Rule or Ruse?: Transportation Bill Rule Can't Be Allowed To Disguise What's Actually Going On

The House today will begin debating Speaker Boehner’s transportation package.  There are many ways to describe this legislation – a gallimaufry of bad ideas; a collection of the most extreme versions of proposals on the right wing’s wish list; an over-stuffed omnibus careening off the edge of a cliff.  As my colleague Deron Lovaas has pointed out, the one thing it can’t be described as is a serious effort to formulate transportation policy.  For that, one has to look to the Senate, where against all odds, a bipartisan transportation bill that actually focuses on transportation is making its way to the floor.

But the content of the House bill is taking a back seat momentarily to the rule that will govern how the measure is debated.  (Before taking up a bill, the House passes a rule setting time limits on debate and providing how it can be amended.)  Faced with the strong possibility that the overall package would go down to defeat, the House Republican leadership decided on a clever gambit:  the package will now be voted on in three separate parts, which will then be automatically recombined after passage. 

This is a divide-and-conquer strategy – split up the votes against the package into three separate pots, so each portion has enough to pass.  You might say this is dividing gall into three parts.  One part of the package would vastly expand the areas of the country open to oil drilling, one would alter the federal pension system, and one contains the actual transportation provisions.  But as of now, that transportation piece, in particular, still may not have the votes to pass. 

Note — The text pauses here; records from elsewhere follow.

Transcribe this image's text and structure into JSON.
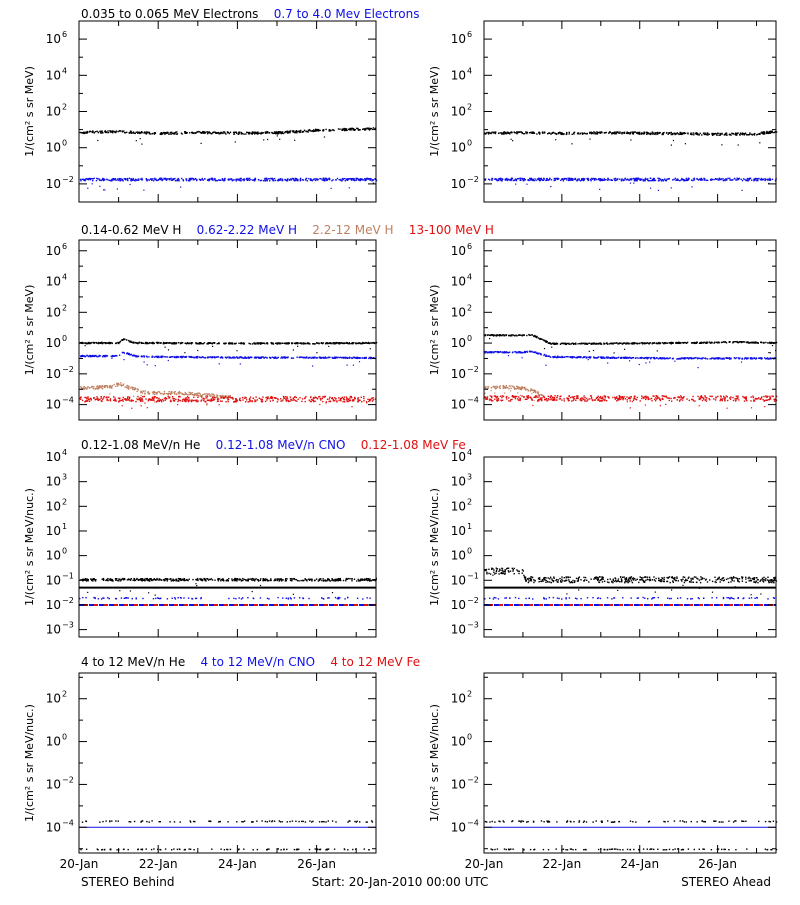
{
  "colors": {
    "black": "#000000",
    "blue": "#1010e6",
    "tan": "#c08060",
    "red": "#e01010"
  },
  "time_axis": {
    "labels": [
      "20-Jan",
      "22-Jan",
      "24-Jan",
      "26-Jan"
    ],
    "values": [
      0,
      2,
      4,
      6
    ],
    "range": [
      0,
      7.5
    ]
  },
  "footer": {
    "left": "STEREO Behind",
    "center": "Start: 20-Jan-2010 00:00 UTC",
    "right": "STEREO Ahead"
  },
  "chart_data": [
    {
      "type": "scatter",
      "row_title": [
        {
          "text": "0.035 to 0.065 MeV Electrons",
          "color": "#000000"
        },
        {
          "text": "0.7 to 4.0 Mev Electrons",
          "color": "#1010e6"
        }
      ],
      "ylabel": "1/(cm² s sr MeV)",
      "yscale": "log",
      "ylim_exp": [
        -3,
        7
      ],
      "ytick_exps": [
        -2,
        0,
        2,
        4,
        6
      ],
      "panels": [
        {
          "spacecraft": "STEREO Behind",
          "series": [
            {
              "color": "#000000",
              "x": [
                0,
                1,
                2,
                3,
                4,
                5,
                6,
                7,
                7.5
              ],
              "logy": [
                0.88,
                0.93,
                0.82,
                0.88,
                0.84,
                0.86,
                1.0,
                1.06,
                1.08
              ],
              "spread": 0.06
            },
            {
              "color": "#1010e6",
              "x": [
                0,
                7.5
              ],
              "logy": [
                -1.72,
                -1.72
              ],
              "spread": 0.07
            }
          ]
        },
        {
          "spacecraft": "STEREO Ahead",
          "series": [
            {
              "color": "#000000",
              "x": [
                0,
                1,
                2,
                3,
                4,
                5,
                6,
                7,
                7.5
              ],
              "logy": [
                0.85,
                0.86,
                0.82,
                0.86,
                0.84,
                0.82,
                0.78,
                0.8,
                0.95
              ],
              "spread": 0.06
            },
            {
              "color": "#1010e6",
              "x": [
                0,
                7.5
              ],
              "logy": [
                -1.72,
                -1.72
              ],
              "spread": 0.07
            }
          ]
        }
      ]
    },
    {
      "type": "scatter",
      "row_title": [
        {
          "text": "0.14-0.62 MeV H",
          "color": "#000000"
        },
        {
          "text": "0.62-2.22 MeV H",
          "color": "#1010e6"
        },
        {
          "text": "2.2-12 MeV H",
          "color": "#c08060"
        },
        {
          "text": "13-100 MeV H",
          "color": "#e01010"
        }
      ],
      "ylabel": "1/(cm² s sr MeV)",
      "yscale": "log",
      "ylim_exp": [
        -5,
        6.7
      ],
      "ytick_exps": [
        -4,
        -2,
        0,
        2,
        4,
        6
      ],
      "panels": [
        {
          "spacecraft": "STEREO Behind",
          "series": [
            {
              "color": "#000000",
              "x": [
                0,
                1.0,
                1.1,
                1.4,
                2,
                4,
                6,
                7.5
              ],
              "logy": [
                0.05,
                0.05,
                0.3,
                0.05,
                0.05,
                0.02,
                0.03,
                0.05
              ],
              "spread": 0.04
            },
            {
              "color": "#1010e6",
              "x": [
                0,
                1.0,
                1.1,
                1.4,
                2,
                4,
                6,
                7.5
              ],
              "logy": [
                -0.8,
                -0.8,
                -0.55,
                -0.8,
                -0.85,
                -0.9,
                -0.9,
                -0.92
              ],
              "spread": 0.04
            },
            {
              "color": "#c08060",
              "x": [
                0,
                0.8,
                1.0,
                1.3,
                1.7,
                2.5,
                3.5,
                3.9
              ],
              "logy": [
                -2.9,
                -2.8,
                -2.6,
                -2.9,
                -3.2,
                -3.2,
                -3.4,
                -3.5
              ],
              "spread": 0.1
            },
            {
              "color": "#e01010",
              "x": [
                0,
                7.5
              ],
              "logy": [
                -3.6,
                -3.6
              ],
              "spread": 0.18
            }
          ]
        },
        {
          "spacecraft": "STEREO Ahead",
          "series": [
            {
              "color": "#000000",
              "x": [
                0,
                1.0,
                1.2,
                1.7,
                2.5,
                5,
                6.5,
                7.5
              ],
              "logy": [
                0.55,
                0.55,
                0.6,
                0.0,
                0.0,
                0.05,
                0.1,
                0.05
              ],
              "spread": 0.04
            },
            {
              "color": "#1010e6",
              "x": [
                0,
                1.0,
                1.2,
                1.7,
                3,
                5,
                6.5,
                7.5
              ],
              "logy": [
                -0.55,
                -0.55,
                -0.5,
                -0.85,
                -0.9,
                -0.95,
                -0.95,
                -0.95
              ],
              "spread": 0.04
            },
            {
              "color": "#c08060",
              "x": [
                0,
                0.5,
                1.0,
                1.3,
                1.5
              ],
              "logy": [
                -2.9,
                -2.8,
                -2.9,
                -3.1,
                -3.4
              ],
              "spread": 0.1
            },
            {
              "color": "#e01010",
              "x": [
                0,
                7.5
              ],
              "logy": [
                -3.55,
                -3.55
              ],
              "spread": 0.18
            }
          ]
        }
      ]
    },
    {
      "type": "scatter",
      "row_title": [
        {
          "text": "0.12-1.08 MeV/n He",
          "color": "#000000"
        },
        {
          "text": "0.12-1.08 MeV/n CNO",
          "color": "#1010e6"
        },
        {
          "text": "0.12-1.08 MeV Fe",
          "color": "#e01010"
        }
      ],
      "ylabel": "1/(cm² s sr MeV/nuc.)",
      "yscale": "log",
      "ylim_exp": [
        -3.3,
        4
      ],
      "ytick_exps": [
        -3,
        -2,
        -1,
        0,
        1,
        2,
        3,
        4
      ],
      "panels": [
        {
          "spacecraft": "STEREO Behind",
          "series": [
            {
              "color": "#000000",
              "x": [
                0,
                7.5
              ],
              "logy": [
                -1.3,
                -1.3
              ],
              "spread": 0.0,
              "style": "line"
            },
            {
              "color": "#000000",
              "x": [
                0,
                7.5
              ],
              "logy": [
                -0.95,
                -0.95
              ],
              "spread": 0.05
            },
            {
              "color": "#1010e6",
              "x": [
                0,
                7.5
              ],
              "logy": [
                -1.7,
                -1.7
              ],
              "spread": 0.03,
              "style": "sparse"
            },
            {
              "color": "#1010e6",
              "x": [
                0,
                7.5
              ],
              "logy": [
                -2.0,
                -2.0
              ],
              "spread": 0.0,
              "style": "dashed"
            },
            {
              "color": "#e01010",
              "x": [
                0,
                7.5
              ],
              "logy": [
                -2.0,
                -2.0
              ],
              "spread": 0.0,
              "style": "dashed2"
            }
          ]
        },
        {
          "spacecraft": "STEREO Ahead",
          "series": [
            {
              "color": "#000000",
              "x": [
                0,
                7.5
              ],
              "logy": [
                -1.3,
                -1.3
              ],
              "spread": 0.0,
              "style": "line"
            },
            {
              "color": "#000000",
              "x": [
                0,
                1.0,
                1.05,
                7.5
              ],
              "logy": [
                -0.6,
                -0.6,
                -0.95,
                -0.95
              ],
              "spread": 0.12
            },
            {
              "color": "#1010e6",
              "x": [
                0,
                7.5
              ],
              "logy": [
                -1.7,
                -1.7
              ],
              "spread": 0.03,
              "style": "sparse"
            },
            {
              "color": "#1010e6",
              "x": [
                0,
                7.5
              ],
              "logy": [
                -2.0,
                -2.0
              ],
              "spread": 0.0,
              "style": "dashed"
            },
            {
              "color": "#e01010",
              "x": [
                0,
                7.5
              ],
              "logy": [
                -2.0,
                -2.0
              ],
              "spread": 0.0,
              "style": "dashed2"
            }
          ]
        }
      ]
    },
    {
      "type": "scatter",
      "row_title": [
        {
          "text": "4 to 12 MeV/n He",
          "color": "#000000"
        },
        {
          "text": "4 to 12 MeV/n CNO",
          "color": "#1010e6"
        },
        {
          "text": "4 to 12 MeV Fe",
          "color": "#e01010"
        }
      ],
      "ylabel": "1/(cm² s sr MeV/nuc.)",
      "yscale": "log",
      "ylim_exp": [
        -5.2,
        3.2
      ],
      "ytick_exps": [
        -4,
        -2,
        0,
        2
      ],
      "panels": [
        {
          "spacecraft": "STEREO Behind",
          "series": [
            {
              "color": "#1010e6",
              "x": [
                0,
                7.5
              ],
              "logy": [
                -4.0,
                -4.0
              ],
              "spread": 0.0,
              "style": "line"
            },
            {
              "color": "#000000",
              "x": [
                0,
                7.5
              ],
              "logy": [
                -3.7,
                -3.7
              ],
              "spread": 0.03,
              "style": "sparse"
            },
            {
              "color": "#000000",
              "x": [
                0,
                7.5
              ],
              "logy": [
                -5.0,
                -5.0
              ],
              "spread": 0.02,
              "style": "sparse"
            }
          ]
        },
        {
          "spacecraft": "STEREO Ahead",
          "series": [
            {
              "color": "#1010e6",
              "x": [
                0,
                7.5
              ],
              "logy": [
                -4.0,
                -4.0
              ],
              "spread": 0.0,
              "style": "line"
            },
            {
              "color": "#000000",
              "x": [
                0,
                7.5
              ],
              "logy": [
                -3.7,
                -3.7
              ],
              "spread": 0.03,
              "style": "sparse"
            },
            {
              "color": "#000000",
              "x": [
                0,
                7.5
              ],
              "logy": [
                -5.0,
                -5.0
              ],
              "spread": 0.02,
              "style": "sparse"
            }
          ]
        }
      ]
    }
  ]
}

The House leadership tried to put on a brave face in announcing this procedure, describing it as an effort to keep their promise to have more open floor procedures.  But that’s not exactly what’s going on here, to put it mildly.  The procedural stratagem is a “Hail Mary” pass to try to salvage the bill while playing for time and trying to make conservative Democrats cast uncomfortable votes.   It’s not an effort to improve the process, and it’s certainly not an effort to improve the bill.

The official explanation borders on the farcical.  Here’s why.  For starters, part of what determines whether a procedure is open is how much time is allotted for debate and how many amendments are permitted.  Dividing the bill into three doesn’t change any of that; the Rules Committee could have allowed just as many, or as few, amendments and the same time for debate if the whole bill were being kept together.  It’s like claiming you’re going to be more successful at getting the stain out of a dirty shirt by ripping it into three pieces before washing it. 

Worse, under the rule, the three pieces will be automatically reassembled at the end without a further vote.  It’s like sewing that shirt back together and making you wear it without giving you a chance to see if it’s still stained. 

The procedural spectacle shouldn’t be allowed to mask what’s actually going on here.  If the bills pass, the House will still be sending to the Senate a single transportation package that has no chance of becoming law – a “bill to nowhere,” some have called it – when the Senate is showing that Congress could produce a measure that would produce tangible transportation improvements and the attendant additional jobs.  The House has opted instead for point scoring and ideological catharsis. 

The rule also affords opportunities for Republican Members to look like they’re trying to kill bad provisions while avoiding the toughest votes that would actually be required to derail the package.  A Republican opposed to requiring offshore drilling in the Northeast, for example, could (and should) vote against the portion of the package that deals with oil drilling.  But if that portion passed anyway, then the only way to truly kill the provision would be to vote against the transportation portion of the package (H.R. 7) – it’s that vote that will actually determine whether the package will be sent on to the Senate.

Will Members vote against H.R. 7 to make the votes they cast on early portions have real effect?  Leadership is betting the answer is “no.”  That’s why it’s a divide-and-conquer strategy – and another reason that it’s absurd to describe the procedure as an effort at openness.  It will allow Members to disguise the real impact of their votes, and is an attempt by House leaders to pass a package the House doesn’t actually support.

At the same time, this division of the bill into three pieces will require Democrats to cast votes on the separate oil drilling and federal pension portions of the package – an attempt, no doubt, to put some in an uncomfortable position.  But what are these pieces doing as part of a transportation package anyway?  One of the fundamental flaws in the bill – one that has enraged some conservative groups as well as drawing opposition from progressives – is that it moves further away from the practice of relying on transportation users to fund transportation projects.  House leaders could schedule votes on oil drilling or pension changes any time they wanted; those matters are part of this debate only because they suddenly would be used to fund highways.  Splitting out the drilling and pension portions under this rule is a way to draw attention away from a fundamental issue – should revenues and cost savings from these activities be used to fund transportation?  And it’s an effort to make it harder for supporters of, say, drilling to vote down the oil legislation even when they oppose the “drill and drive” idea.     

In the end, the rule for the transportation package, just as much as the package itself, is a model of how not to govern.  Everyone knows that combining disparate elements into one package is an old strategy for trying to force unpopular measures through Congress.  It turns out that splitting packages up (temporarily) can be just as clever a ruse for trying to make Members approve  proposals that they don’t actually support  – and is just as deserving of disdain.